For people who do not want to use reading glasses after surgery, there are two ways of achieving this. The first is to put a slightly different lens in each eye, correcting one eye for distance and leaving the other eye slightly short sighted so it can see up close at the same time, which is called Monovision. The other option is to use a modern bifocal implant lens such as a Restor or Crystalens, which gives distance and near vision in both eyes at the same time. If you are interested in these options our doctors will discuss them further with you during your consultation.
Complications are fortunately very uncommon after cataract surgery, but it is possible for your vision to be made worse if something goes wrong. If your eye is otherwise healthy this is less than a 1 in 100 chance. Serious complications include infection and bleeding inside the eye, high pressure or detachment of the retina and decompensation of the cornea. In some cases the cataract cannot be completely removed by one operation and requires a second operation (vitrectomy) to completely remove all fragments of the cataract. In rare cases it is even possible for the unoperated eye to be affected (sympathetic ophthalmia) but unless there has been previous severe trauma to your eyes this risk is exceptionally remote. In approximately 1 in every 20 cases a cloudy membrane can develop behind the plastic implant lens, called posterior capsule opacification. This is easily, quickly and safely able to be treated with a laser to restore your vision and does not require going back to hospital.

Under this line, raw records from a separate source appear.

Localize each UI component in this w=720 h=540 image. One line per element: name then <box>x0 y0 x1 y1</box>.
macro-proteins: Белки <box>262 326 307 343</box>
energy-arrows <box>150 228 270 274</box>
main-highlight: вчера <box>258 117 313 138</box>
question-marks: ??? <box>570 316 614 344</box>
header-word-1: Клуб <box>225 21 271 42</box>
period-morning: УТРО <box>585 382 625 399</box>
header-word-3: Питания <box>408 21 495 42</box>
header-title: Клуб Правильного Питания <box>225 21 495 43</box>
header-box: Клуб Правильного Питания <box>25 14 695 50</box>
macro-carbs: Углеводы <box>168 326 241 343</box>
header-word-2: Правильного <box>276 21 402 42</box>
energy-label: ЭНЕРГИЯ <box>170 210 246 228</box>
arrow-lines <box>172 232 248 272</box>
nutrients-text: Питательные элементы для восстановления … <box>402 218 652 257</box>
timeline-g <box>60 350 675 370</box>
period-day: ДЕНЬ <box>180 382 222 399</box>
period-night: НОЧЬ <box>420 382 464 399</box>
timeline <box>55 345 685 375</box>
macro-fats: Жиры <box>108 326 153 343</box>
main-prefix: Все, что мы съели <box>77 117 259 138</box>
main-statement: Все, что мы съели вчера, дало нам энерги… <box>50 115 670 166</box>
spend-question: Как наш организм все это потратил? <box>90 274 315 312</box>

What To Expect After Surgery
In routine cases your vision will be brighter and clearer within one to two days after surgery, though it will continue to improve for a week or so. Legal driving vision is usually obtained one to two days after surgery. Complex cases may take longer before your vision improves. Pain worse than a dull ache is very uncommon. Many people experience a scratchy feeling for a week or two after surgery. As the new lens settles into position many people will notice shimmering or flickering of vision, which is normal. Some people will also notice a crescent shape of light in the edge of their vision which is reflection from the edge of the lens and usually resolves over a few months. If you have had monovision (one eye for reading and one for distance) you will probably not get good distance vision until you have had both eyes operated on and it may take a few weeks for your vision to feel normal again.
Cataract is natural aging change in the crystalline lens inside the eye. When symptoms of blurry vision or glare become significant, modern surgery is able to safely and effectively remove the cataract and improve vision in the great majority of people. If you have any questions about any of this information, or any concerns you may have, please do not hesitate to ask your Terrace Eye Centre doctor during your consultation or prior to your surgery.